A lot of luxury watches have a built-in power reserve that keeps the watch running for a set amount of time when you’re not wearing it. A good watch winder will keep this in mind with its design, allowing you to set a start delay for a watch that you’ve recently worn. The start delay lets the power reserve run down before the winder starts its cycle, making sure the watch is not getting over-wound over time.

Turning Direction

It’s self-explanatory enough, but having a bi-directional watch winder means that every time the winder cycles on, it turns in a different direction. While the majority of watches are just fine in a bi-directional winding unit, some watches have different specifications (like clockwise or counter-clockwise). A good watch winder will have all three settings available.


Magnetic interference can make some watches run fast, requiring a demagnetizer to correct them. Opinions vary on the minimum level of magnetic flux density needed to affect watch operation, but informal consensus online suggests the range is 60-70 gausses.

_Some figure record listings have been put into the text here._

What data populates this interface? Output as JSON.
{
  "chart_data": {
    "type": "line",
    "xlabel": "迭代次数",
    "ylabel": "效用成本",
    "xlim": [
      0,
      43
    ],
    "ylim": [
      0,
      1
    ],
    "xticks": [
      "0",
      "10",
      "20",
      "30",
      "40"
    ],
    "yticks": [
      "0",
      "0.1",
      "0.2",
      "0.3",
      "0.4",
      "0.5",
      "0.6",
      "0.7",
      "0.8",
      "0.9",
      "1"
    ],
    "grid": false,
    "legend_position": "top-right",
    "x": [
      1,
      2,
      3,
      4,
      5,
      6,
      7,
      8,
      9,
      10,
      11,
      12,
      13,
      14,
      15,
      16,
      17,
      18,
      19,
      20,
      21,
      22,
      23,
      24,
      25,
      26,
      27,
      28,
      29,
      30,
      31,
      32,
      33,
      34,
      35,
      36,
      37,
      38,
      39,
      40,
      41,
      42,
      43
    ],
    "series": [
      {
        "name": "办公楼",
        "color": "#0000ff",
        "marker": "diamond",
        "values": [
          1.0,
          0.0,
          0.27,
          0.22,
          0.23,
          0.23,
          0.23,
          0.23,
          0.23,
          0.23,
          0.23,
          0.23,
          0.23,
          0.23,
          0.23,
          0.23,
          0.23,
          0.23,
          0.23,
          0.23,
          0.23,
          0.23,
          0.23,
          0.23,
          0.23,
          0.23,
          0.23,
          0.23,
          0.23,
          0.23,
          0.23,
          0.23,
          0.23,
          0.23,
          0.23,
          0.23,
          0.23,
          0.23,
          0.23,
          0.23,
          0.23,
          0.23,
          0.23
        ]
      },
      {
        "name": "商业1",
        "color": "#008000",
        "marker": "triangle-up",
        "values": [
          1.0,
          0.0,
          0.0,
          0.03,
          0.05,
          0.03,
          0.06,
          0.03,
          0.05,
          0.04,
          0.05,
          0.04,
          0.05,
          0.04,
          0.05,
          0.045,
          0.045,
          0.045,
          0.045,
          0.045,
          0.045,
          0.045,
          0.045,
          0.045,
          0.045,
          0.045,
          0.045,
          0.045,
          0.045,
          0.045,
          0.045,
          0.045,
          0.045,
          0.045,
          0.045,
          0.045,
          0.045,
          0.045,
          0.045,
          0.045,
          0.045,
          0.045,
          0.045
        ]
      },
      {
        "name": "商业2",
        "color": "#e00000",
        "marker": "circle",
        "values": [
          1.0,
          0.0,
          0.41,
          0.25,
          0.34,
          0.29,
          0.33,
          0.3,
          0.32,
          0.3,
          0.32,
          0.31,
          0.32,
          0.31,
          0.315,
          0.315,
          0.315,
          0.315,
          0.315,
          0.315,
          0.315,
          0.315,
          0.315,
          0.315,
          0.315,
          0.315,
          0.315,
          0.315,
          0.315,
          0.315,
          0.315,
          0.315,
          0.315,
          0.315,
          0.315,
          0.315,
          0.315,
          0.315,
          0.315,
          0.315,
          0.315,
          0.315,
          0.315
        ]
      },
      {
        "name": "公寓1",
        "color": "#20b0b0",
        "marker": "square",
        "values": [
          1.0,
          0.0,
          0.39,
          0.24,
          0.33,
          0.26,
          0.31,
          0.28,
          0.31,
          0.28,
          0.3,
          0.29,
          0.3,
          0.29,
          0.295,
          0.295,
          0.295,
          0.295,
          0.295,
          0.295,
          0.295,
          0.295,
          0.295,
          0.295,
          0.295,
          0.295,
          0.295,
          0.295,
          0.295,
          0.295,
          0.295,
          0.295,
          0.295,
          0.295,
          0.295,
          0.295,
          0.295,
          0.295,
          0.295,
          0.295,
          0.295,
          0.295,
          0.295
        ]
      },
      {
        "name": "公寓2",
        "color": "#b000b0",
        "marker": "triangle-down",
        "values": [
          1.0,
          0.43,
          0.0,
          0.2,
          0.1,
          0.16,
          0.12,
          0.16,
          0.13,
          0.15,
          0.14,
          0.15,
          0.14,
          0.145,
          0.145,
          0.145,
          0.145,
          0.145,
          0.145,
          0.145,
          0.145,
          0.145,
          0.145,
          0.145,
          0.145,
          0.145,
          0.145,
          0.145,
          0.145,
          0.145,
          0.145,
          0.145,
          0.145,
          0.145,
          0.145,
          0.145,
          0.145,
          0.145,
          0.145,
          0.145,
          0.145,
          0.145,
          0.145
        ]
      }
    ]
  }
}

We tell you this because with a watch winder, there’s a very minimal risk that your watch could be magnetized. However, a quality watch winder will have a shielded motor that won’t let its copper spool transfer a magnetic field to your watch when its running.


A good watch winder will generally be quieter when it’s running, which means that the motor won’t be grinding or whining when in operation. Overall, a quality watch winder should last you a while.

But, if you do experience issues in the first few years, many companies will have warranties that cover you. So be sure to protect the purchase that’s meant to take care of your watch.

Not all watch winders are made equal, and they are definitely not all the same quality. So to sum up our advice: buy a good winder now and take care of your watch. Do that—then the winder and your watch should last a long time.